Не то чтобы он хотел намеренно причинить себе боль, нет – он просто чувствовал, что это его долг, даже необходимость. Его болезни был свойственен альтруизм, который требовал самопожертвования ради других. Иногда он сравнивал себя с Иисусом. Хотя до выздоровления было еще очень далеко, Сэм уже мог говорить о своих симптомах более связно. Однажды он сказал мне, что слышит голос в голове.

– Это я, это мой голос, – сказал он мне. – О, кажется, он знает, о чем я думаю, и я слышу слова, так же как слышу вас.

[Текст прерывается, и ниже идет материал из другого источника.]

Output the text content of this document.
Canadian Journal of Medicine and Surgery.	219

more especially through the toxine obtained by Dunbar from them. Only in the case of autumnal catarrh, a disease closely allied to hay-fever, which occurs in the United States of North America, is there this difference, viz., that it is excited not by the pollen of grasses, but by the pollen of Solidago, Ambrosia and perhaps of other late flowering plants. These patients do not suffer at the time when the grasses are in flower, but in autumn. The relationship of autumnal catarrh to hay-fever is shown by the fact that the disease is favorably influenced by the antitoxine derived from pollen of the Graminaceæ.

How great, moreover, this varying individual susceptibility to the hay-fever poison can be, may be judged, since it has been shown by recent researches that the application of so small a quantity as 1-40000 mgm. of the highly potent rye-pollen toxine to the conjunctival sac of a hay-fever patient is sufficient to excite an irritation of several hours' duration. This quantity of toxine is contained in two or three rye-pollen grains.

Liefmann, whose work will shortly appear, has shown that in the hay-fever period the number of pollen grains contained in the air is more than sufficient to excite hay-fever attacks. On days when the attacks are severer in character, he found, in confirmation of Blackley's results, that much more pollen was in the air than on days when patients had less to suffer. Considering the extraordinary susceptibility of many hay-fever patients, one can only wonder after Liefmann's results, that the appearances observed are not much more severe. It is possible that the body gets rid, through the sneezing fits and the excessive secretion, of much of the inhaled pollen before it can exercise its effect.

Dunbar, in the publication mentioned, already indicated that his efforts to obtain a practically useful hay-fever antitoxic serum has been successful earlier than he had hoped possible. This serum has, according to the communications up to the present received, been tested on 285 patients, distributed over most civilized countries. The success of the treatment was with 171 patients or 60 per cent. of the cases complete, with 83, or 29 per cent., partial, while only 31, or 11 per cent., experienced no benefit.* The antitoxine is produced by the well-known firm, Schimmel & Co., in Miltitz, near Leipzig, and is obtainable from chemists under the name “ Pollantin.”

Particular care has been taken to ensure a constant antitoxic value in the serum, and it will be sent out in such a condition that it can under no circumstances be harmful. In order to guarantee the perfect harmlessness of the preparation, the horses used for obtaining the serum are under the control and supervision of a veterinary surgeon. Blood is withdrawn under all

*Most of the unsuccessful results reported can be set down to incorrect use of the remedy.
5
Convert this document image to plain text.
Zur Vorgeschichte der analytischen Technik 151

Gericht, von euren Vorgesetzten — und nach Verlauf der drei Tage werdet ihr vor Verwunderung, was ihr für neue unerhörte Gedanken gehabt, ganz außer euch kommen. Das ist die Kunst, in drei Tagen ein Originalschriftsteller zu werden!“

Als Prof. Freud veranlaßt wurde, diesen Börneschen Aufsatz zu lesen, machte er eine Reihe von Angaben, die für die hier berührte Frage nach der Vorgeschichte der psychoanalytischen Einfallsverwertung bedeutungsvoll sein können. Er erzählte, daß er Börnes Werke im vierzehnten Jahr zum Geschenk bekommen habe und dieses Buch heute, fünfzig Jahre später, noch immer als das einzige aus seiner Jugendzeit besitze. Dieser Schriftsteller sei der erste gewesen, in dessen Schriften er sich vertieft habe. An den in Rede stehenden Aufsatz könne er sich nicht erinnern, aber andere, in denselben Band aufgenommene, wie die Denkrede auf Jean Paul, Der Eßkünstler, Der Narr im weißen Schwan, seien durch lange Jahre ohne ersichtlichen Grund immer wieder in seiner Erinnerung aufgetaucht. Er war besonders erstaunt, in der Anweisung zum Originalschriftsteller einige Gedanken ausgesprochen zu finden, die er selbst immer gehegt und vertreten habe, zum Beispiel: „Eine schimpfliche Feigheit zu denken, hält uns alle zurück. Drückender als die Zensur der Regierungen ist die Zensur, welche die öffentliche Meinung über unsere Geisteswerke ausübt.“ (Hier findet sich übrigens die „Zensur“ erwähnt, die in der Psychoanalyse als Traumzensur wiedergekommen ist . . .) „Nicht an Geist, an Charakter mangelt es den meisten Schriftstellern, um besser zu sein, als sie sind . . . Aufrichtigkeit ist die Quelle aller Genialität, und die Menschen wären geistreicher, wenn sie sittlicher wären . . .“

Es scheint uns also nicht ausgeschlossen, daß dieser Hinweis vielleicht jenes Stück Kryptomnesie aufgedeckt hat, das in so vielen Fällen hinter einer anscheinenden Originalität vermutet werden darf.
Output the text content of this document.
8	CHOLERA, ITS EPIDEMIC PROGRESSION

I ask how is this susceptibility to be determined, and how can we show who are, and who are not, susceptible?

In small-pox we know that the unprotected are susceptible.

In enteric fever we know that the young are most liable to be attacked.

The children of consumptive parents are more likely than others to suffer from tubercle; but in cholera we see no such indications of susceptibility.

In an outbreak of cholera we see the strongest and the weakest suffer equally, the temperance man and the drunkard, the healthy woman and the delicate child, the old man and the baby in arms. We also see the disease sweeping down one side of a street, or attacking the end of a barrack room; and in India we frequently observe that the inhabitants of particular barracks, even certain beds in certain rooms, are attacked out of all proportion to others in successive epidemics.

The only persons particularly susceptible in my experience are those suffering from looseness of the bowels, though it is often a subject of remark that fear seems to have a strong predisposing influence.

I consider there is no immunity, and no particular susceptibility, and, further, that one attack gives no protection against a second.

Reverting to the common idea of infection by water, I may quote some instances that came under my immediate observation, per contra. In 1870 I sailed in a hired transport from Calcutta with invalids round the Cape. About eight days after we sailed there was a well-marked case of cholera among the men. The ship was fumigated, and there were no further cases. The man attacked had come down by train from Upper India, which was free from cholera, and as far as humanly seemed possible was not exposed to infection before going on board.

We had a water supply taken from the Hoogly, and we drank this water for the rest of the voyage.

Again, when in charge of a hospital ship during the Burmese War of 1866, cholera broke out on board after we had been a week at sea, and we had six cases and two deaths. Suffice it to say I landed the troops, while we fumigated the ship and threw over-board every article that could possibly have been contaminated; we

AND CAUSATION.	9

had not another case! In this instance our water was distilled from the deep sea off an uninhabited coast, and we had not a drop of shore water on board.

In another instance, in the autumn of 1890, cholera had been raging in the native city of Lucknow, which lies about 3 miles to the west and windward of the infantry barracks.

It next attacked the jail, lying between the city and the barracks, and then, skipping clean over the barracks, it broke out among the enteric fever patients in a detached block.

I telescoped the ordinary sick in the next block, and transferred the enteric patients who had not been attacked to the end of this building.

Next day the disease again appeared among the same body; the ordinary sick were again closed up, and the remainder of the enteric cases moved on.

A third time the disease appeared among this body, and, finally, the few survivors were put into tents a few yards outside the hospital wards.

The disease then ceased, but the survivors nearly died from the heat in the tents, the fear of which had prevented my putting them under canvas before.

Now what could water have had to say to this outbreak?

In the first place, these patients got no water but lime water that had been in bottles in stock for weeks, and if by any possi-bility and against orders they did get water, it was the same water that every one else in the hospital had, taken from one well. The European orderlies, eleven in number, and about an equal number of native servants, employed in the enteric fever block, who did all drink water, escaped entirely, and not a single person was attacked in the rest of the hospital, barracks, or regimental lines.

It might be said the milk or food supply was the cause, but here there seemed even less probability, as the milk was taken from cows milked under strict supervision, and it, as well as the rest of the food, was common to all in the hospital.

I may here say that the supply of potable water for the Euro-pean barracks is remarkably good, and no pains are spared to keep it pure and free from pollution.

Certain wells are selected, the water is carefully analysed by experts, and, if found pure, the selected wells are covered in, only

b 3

Это четкая, прямо-таки хрестоматийная иллюстрация того, что называется симптомом первого ранга шизофрении. Немцы называют это явление gedankenlautwerden – это разновидность галлюцинации, один из группы симптомов, которые психиатр Курт Шнайдер считал характерными для шизофрении. Он написал об этом еще в 1939 году, но только в 1950-х годах его статью оценила британская аудитории. Теперь мы знаем, что симптомы могут проявляться и при других состояниях, но они все равно влияют на клиническое суждение[7] человека.

Сэм продолжал отказываться пить таблетки.

– Со мной все в порядке, – неоднократно повторял он, и мне в конце концов пришлось прописать ему инъекции нейролептика длительного действия.

Он будет нуждаться в лекарстве примерно раз в месяц, возможно, до конца своей жизни. Его родители навестили его в тот же вечер, как раз когда я выходил из его палаты. Они хотели узнать, как у него дела. Я предложил им пройти на улицу, и мы сели на скамеечки около кафе. Стоял теплый, приятный вечер, немного похожий на тот самый, из детства, когда мы с братом решили препарировать мяч для гольфа.

– Доктор, спасибо за все, что вы сделали для Сэма. Ему намного лучше, чем раньше.

– Это не только моя заслуга, это командная работа.

Не считая команды, занимавшейся непосредственно глазом, с Сэмом работали шесть медсестер, двадцать медицинских работников, психолог, психолог-интерн, специалист по трудотерапии, два других врача и социальный работник. И каждый из них сыграл важную роль в его лечении.

– Нам было интересно, не могли бы вы… ну, вы знаете… объяснить, что происходит, – сказали родители, запинаясь и с трудом подбирая слова.

Даже при положительной динамике лечения спрашивать обо всем этом почти невозможно.

– Вы готовы услышать мое мнение и узнать, что на самом деле произошло? – спросил я. Они оба кивнули.

– У Сэма шизофрения. У него все еще бывают галлюцинации и по-прежнему сохраняется религиозный бред, который является частью его болезни. Я собираюсь оставить его в больнице до тех пор, пока он не будет представлять ни для кого опасности. Только тогда он сможет выйти отсюда, а пока поживет в отделении. Мы даем ему лекарство путем инъекций, и я надеюсь увидеть значительное улучшение в течение следующих нескольких недель.